The thesis aims to investigate how Indonesia should approach the issue of parallel importation. The current position of Indonesian intellectual property laws on the issue is uncertain. Indonesian trade mark law is silent on the issue. Although Indonesian copyright law and patent law contain provisions on the practice, some uncertainties remain. It is therefore necessary to review the current position and recommend appropriate amendments. To achieve the research aim, library research and field research have been carried out and a comparative analysis of the position in Hong Kong, Taiwan, Singapore and Malaysia has been undertaken.

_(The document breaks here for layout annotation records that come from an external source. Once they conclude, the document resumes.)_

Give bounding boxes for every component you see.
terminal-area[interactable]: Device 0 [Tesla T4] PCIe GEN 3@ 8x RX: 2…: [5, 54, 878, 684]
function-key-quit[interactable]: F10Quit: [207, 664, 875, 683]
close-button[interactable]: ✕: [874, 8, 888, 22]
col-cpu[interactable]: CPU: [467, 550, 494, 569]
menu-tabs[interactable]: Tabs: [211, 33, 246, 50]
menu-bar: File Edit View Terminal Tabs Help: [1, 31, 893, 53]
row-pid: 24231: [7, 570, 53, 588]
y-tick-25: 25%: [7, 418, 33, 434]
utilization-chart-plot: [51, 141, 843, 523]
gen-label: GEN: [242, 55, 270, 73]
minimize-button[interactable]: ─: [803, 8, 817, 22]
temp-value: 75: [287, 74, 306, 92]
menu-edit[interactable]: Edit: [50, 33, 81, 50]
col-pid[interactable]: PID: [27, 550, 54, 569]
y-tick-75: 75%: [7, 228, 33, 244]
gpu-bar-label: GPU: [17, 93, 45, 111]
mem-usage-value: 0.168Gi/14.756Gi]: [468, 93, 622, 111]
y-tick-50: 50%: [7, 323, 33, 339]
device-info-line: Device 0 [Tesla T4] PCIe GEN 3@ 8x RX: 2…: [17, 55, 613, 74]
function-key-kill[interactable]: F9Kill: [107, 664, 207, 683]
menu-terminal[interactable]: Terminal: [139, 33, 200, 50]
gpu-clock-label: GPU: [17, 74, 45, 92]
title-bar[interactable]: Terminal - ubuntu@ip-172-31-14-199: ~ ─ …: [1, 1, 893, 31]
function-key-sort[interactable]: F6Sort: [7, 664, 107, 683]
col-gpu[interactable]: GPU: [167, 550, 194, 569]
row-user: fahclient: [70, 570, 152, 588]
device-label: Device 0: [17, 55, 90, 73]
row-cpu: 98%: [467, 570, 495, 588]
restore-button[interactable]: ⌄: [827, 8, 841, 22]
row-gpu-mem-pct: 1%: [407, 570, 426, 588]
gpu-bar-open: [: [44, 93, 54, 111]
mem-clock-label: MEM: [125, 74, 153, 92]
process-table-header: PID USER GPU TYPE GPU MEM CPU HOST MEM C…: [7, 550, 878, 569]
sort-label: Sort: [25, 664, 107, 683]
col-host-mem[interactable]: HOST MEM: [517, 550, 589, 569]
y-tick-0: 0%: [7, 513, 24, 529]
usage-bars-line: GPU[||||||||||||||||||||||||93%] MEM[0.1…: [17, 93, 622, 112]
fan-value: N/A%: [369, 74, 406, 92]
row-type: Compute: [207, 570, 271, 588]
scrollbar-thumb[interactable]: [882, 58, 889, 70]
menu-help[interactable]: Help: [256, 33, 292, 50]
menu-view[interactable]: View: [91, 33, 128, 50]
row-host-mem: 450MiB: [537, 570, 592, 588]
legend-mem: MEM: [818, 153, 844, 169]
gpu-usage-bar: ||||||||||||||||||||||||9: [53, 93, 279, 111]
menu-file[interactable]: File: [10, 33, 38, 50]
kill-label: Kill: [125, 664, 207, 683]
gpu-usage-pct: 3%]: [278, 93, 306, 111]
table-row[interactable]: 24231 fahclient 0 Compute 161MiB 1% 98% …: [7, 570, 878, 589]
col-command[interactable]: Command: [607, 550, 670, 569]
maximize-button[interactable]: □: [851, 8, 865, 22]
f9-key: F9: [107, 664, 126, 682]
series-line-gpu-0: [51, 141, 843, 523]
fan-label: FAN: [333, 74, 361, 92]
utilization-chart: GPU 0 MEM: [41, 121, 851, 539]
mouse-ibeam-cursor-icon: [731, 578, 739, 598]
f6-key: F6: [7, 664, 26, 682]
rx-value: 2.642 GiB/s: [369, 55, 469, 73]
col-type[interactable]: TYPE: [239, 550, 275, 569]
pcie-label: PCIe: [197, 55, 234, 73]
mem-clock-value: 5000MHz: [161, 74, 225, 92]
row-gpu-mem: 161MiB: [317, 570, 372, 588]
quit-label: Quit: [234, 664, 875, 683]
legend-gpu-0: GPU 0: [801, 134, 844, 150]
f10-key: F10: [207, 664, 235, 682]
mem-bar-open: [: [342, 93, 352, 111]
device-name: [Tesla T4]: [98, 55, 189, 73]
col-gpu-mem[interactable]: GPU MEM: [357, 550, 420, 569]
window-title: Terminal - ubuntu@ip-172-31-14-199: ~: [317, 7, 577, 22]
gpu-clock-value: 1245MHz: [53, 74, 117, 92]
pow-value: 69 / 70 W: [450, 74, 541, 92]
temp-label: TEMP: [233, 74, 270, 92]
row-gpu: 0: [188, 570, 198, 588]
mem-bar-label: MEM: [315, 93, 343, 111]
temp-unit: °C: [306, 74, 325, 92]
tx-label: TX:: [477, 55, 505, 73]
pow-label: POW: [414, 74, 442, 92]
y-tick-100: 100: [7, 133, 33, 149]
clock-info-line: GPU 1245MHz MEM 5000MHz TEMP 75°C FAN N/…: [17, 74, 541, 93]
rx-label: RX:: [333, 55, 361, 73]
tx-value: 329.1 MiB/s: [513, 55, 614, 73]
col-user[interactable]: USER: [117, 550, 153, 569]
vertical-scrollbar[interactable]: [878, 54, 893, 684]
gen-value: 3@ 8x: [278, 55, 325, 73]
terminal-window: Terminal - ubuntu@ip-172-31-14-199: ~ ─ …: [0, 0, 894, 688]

Although they have similar positions on the parallel importation of trade-marked goods, Hong Kong, Taiwan, Singapore and Malaysia have differing perspectives on the parallel importation of copyright goods and patented goods. Their trade mark laws allow the practice. They adopt the international exhaustion principle which means that the first sale of trade-marked goods anywhere in the world exhausts the right to prevent the parallel importation of the goods into these countries. The principle applies in all situations except when a domestic trade mark owner is independent of a foreign trade mark owner from which parallel imports originate. However, in relation to the parallel importation of copyright goods, the position in Hong Kong and Taiwan is different from that in Singapore and Malaysia. The former two countries prohibit the practice whereas the latter two allow it. Unlike Hong Kong and Taiwan, Singapore and Malaysia adopt the international exhaustion principle. Also, in relation to the parallel importation of patented goods, their views differ. Hong Kong prohibits the practice, Taiwan allows it on a case-by- case basis whereas Singapore and Malaysia apply the international exhaustion principle.
Complex factors, including internal and external ones, especially pressure from the United States, underlie their position. United States' pressure can be even more influential than other factors. These four countries similarly allow the parallel importation of trade-marked goods in order to promote free competition and protect the consumer interest. According to them, a trade mark functions primarily as a badge of origin. Additionally, their policy on the parallel importation of trade-marked goods does not attract the attention of the United States. In respect of the parallel importation of copyright and patented goods, pressure from the United States contributes to the difference between the position in Hong Kong and Taiwan and that in Singapore and Malaysia. The United States has pressured Hong Kong and Taiwan to prohibit the parallel importation of copyright goods. In relation to patents, the United States has also influenced Hong Kong to ban parallel importation and has pressured Taiwan not to apply the international exhaustion principle.
The thesis recommends that, in relation to trade marks, Indonesia should follow the general trend in these four net importers of intellectual property and should therefore allow the parallel importation of trade-marked goods. Indonesia should adopt the international exhaustion principle. There is no reason for Indonesia to prohibit the practice. The flow of trade-marked parallel imports can promote competition and reduce prices. Additionally, there is no anticipated pressure from the United States.
Ideally, as a net importer of intellectual property products, Indonesia should also allow the parallel importation of copyright and patented goods. However, the situation in Indonesia resembles that in Hong Kong and Taiwan in the sense that, while internal factors play an important part, owing to their economic dependence on the United States, they must consider United States' pressure in determining their final position.
In relation to copyright, Indonesia should maintain its prohibition on parallel importation. This is because of anticipated pressure from the United States. Also, the policy can help to combat rampant piracy in Indonesia. However, Indonesia should adopt the national exhaustion principle with the effect that a copyright owner can only prevent parallel imports first sold outside Indonesia. In addition, Indonesian copyright law should provide an innocent parallel importer with a defence against an infringement proceeding.
Indonesia's policy on the parallel importation of patented goods has become an object of United States' pressure. Since Indonesia is economically dependent on the United States, in order to avoid economic sanctions, Indonesia should not disregard the pressure. Therefore, the thesis argues that Indonesia should maintain its prohibition on the parallel importation of patented goods. However, Indonesia should protect an innocent parallel importer from an infringement proceeding. It should also exempt the parallel importation of pharmaceutical products from the prohibition. Indonesian patent law should provide that the first sale of pharmaceutical products anywhere in the world exhausts the right to prevent their parallel importation into Indonesia. In this case, there are justifiable reasons for rejecting pressure from the United States. The policy is necessary to provide life-saving drugs and is supported by the Agreement on Trade- Related Aspects of Intellectual Property Rights in conjunction with the Doha Declaration.